Protestos e ocupação de terminal
Durante o fim de semana, manifestantes ocuparam instalações da multinacional Cargill em Santarém. O grupo bloqueou inicialmente o acesso de veículos ao terminal portuário e, em seguida, entrou na área operacional. Funcionários deixaram o local e as atividades foram interrompidas.
A empresa informou que as operações no terminal fluvial estão paralisadas devido à ocupação. O porto é utilizado para o escoamento de soja e milho transportados pela hidrovia do Tapajós até o mercado externo.
Dados do setor portuário indicam que mais de 5,5 milhões de toneladas de soja e milho foram exportadas pelo terminal no último ano, volume que representa parcela significativa da movimentação desses grãos no porto paraense.
Procurada após o anúncio da revogação, a companhia não comentou a decisão. Em nota anterior, a empresa afirmou que o tema do decreto não está sob sua responsabilidade direta.
Suspensão de dragagem e próximos passos
Antes da revogação, a Secretaria Nacional de Portos e Aeroportos já havia informado a suspensão da dragagem no rio Tapajós e outras medidas administrativas relacionadas ao projeto.
Após o anúncio do governo, lideranças indígenas afirmaram que aguardam a publicação da revogação no Diário Oficial da União para decidir sobre a desocupação do terminal.

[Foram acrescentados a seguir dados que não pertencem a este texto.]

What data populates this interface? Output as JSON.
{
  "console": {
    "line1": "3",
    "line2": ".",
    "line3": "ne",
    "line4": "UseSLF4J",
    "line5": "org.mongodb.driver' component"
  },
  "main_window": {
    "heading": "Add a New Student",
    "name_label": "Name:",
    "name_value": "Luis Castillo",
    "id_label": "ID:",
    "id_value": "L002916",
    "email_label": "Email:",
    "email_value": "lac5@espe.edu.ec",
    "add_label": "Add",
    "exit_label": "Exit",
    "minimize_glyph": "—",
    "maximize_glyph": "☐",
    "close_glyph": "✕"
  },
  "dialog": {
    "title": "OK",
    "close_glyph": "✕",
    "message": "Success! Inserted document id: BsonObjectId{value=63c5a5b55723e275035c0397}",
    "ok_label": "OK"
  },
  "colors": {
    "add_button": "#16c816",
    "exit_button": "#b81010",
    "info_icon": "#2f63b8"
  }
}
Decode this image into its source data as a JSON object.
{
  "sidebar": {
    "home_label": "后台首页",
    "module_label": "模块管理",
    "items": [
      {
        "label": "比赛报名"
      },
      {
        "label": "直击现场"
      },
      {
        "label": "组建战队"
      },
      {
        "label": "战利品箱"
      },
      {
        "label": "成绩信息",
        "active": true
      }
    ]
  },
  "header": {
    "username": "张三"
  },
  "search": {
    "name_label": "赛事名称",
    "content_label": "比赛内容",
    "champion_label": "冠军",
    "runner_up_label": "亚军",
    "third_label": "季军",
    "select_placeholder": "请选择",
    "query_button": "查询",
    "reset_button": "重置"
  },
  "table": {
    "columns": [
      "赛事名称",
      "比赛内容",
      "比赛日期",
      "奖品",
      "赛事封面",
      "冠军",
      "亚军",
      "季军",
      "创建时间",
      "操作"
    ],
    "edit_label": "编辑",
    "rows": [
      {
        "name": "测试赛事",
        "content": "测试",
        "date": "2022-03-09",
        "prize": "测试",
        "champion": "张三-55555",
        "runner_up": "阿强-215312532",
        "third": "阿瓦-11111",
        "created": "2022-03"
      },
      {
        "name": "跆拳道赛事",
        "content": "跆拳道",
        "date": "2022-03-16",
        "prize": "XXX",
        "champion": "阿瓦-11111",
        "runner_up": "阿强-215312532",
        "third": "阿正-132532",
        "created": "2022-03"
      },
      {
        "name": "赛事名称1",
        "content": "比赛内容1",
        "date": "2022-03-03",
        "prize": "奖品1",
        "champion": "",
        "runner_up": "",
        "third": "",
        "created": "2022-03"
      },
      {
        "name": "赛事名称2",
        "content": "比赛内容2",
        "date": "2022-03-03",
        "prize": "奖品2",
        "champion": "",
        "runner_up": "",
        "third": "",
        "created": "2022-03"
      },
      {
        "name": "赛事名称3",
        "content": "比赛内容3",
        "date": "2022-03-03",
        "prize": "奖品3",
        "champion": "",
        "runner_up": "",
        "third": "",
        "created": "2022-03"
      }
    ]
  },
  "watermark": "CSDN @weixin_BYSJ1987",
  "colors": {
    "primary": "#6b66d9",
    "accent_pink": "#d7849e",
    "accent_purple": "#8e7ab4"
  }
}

Reação do setor do agronegócio
Entidades do agronegócio se manifestaram sobre a ocupação da unidade portuária. A Associação Brasileira dos Produtores de Soja declarou que a paralisação afeta o escoamento da produção de soja e milho das regiões Centro-Oeste e Norte. A Sociedade Rural Brasileira também criticou a ocupação de propriedade privada e defendeu a responsabilização dos envolvidos.